• Prep Time: 30 mins
  • Cook Time: 30 mins

Number of servings

Orange-infused Chicken Ingredients

  • 5 slices of ginger
  • 5 garlic cloves
  • 1 spring onion
  • 1 sprig of thyme
  • 50 g crystal sugar
  • 40 ml soy sauce
  • 15 ml dark soy sauce
  • 100 ml Shaoxing wine
  • 1 Sunkist® Navel orange
  • 1 Sunkist® lemon
  • Water
  • Butter
  • 1 spring chicken

Smoked Chicken Ingredients

  • 100 g black sugar
  • 10 g Pu'er tea leaves
  • 8 g flour
  • 2 star anise
  • 15 g white rice
  • Orange peel
  • Lemon peel

Side dish Ingredients

  • 70 g potato wedge
  • 30 g sugar snap peas

Finishing touches Ingredients

  • Edible flowers
  • Orange sauce
  • Chopped spring onion
  • 1 Sunkist® Navel orange
  • Lemon zest
  • Orange zest

Orange-infused Chicken


  1. Split the spring chicken in half and wash thoroughly.
  2. Heat oil in a pan over low heat and pan-fry the chicken.
  3. Add the ginger, garlic, and thyme to the pan.
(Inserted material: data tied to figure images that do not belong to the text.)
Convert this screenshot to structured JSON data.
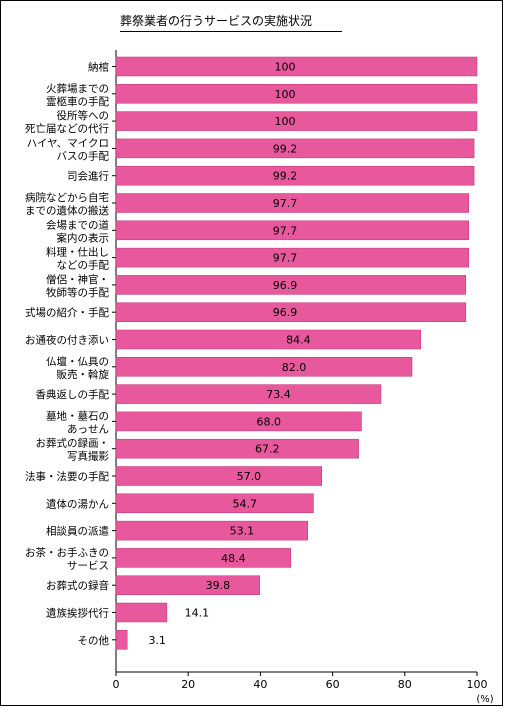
{
  "chart_data": {
    "type": "bar",
    "orientation": "horizontal",
    "title": "葬祭業者の行うサービスの実施状況",
    "unit": "(%)",
    "xlim": [
      0,
      100
    ],
    "xticks": [
      "0",
      "20",
      "40",
      "60",
      "80",
      "100"
    ],
    "bar_color": "#e8589c",
    "grid": false,
    "categories": [
      [
        "納棺"
      ],
      [
        "火葬場までの",
        "霊柩車の手配"
      ],
      [
        "役所等への",
        "死亡届などの代行"
      ],
      [
        "ハイヤ、マイクロ",
        "バスの手配"
      ],
      [
        "司会進行"
      ],
      [
        "病院などから自宅",
        "までの遺体の搬送"
      ],
      [
        "会場までの道",
        "案内の表示"
      ],
      [
        "料理・仕出し",
        "などの手配"
      ],
      [
        "僧侶・神官・",
        "牧師等の手配"
      ],
      [
        "式場の紹介・手配"
      ],
      [
        "お通夜の付き添い"
      ],
      [
        "仏壇・仏具の",
        "販売・斡旋"
      ],
      [
        "香典返しの手配"
      ],
      [
        "墓地・墓石の",
        "あっせん"
      ],
      [
        "お葬式の録画・",
        "写真撮影"
      ],
      [
        "法事・法要の手配"
      ],
      [
        "遺体の湯かん"
      ],
      [
        "相談員の派遣"
      ],
      [
        "お茶・お手ふきの",
        "サービス"
      ],
      [
        "お葬式の録音"
      ],
      [
        "遺族挨拶代行"
      ],
      [
        "その他"
      ]
    ],
    "values": [
      100,
      100,
      100,
      99.2,
      99.2,
      97.7,
      97.7,
      97.7,
      96.9,
      96.9,
      84.4,
      82.0,
      73.4,
      68.0,
      67.2,
      57.0,
      54.7,
      53.1,
      48.4,
      39.8,
      14.1,
      3.1
    ],
    "value_labels": [
      "100",
      "100",
      "100",
      "99.2",
      "99.2",
      "97.7",
      "97.7",
      "97.7",
      "96.9",
      "96.9",
      "84.4",
      "82.0",
      "73.4",
      "68.0",
      "67.2",
      "57.0",
      "54.7",
      "53.1",
      "48.4",
      "39.8",
      "14.1",
      "3.1"
    ]
  }
}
Continue searing until the chicken skin is golden brown, then flip and sear the meat side.
  4. Quickly add the Shaoxing wine and cook for 1 minute.
  5. Add light soy sauce, dark soy sauce, crystal sugar, 150ml of orange juice, and 30ml of lemon juice.
  6. Simmer over medium-high heat for 5 to 8 minutes until the sauce thickens.
  7. Stir in butter and continue to glaze the chicken for 1 minute.
  8. Remove from heat and grate lemon zest over the chicken.
  9. Add in pan-fried potato wedges, and drizzle with sauce.

Smoked Chicken


  1. Prepare a large wok and cover it with two layers of aluminum foil.
  2. Add in the sugar, tea leaves, flour, star anise, and white rice. Mix lightly with your hands then place a steaming rack over the wok and cover with a lid.
  3. Heat the wok over high heat for 5 minutes until it starts to smoke.
  4. Place the chicken on the steaming rack, cover it with lid, and continue smoking for about 2 minutes until the white smoke turns pale yellow.
  5. Smoke the chicken to your desired color, then turn off the heat. Let it rest for about 10 minutes to infuse the aroma.

Finishing touches


  1. Slice the smoked chicken in half. Debone and shred the meat from one half and set another half aside for plating.
  2. Mix the shredded chicken with chopped spring onion, orange segments, and orange-infused chicken sauce.
  3. Arrange the potato wedges and half of the smoked chicken on the plate.
  4. Layer with edible flowers, sugar snap peas, orange segments, and shredded chicken.
  5. Drizzle orange sauce over the plate.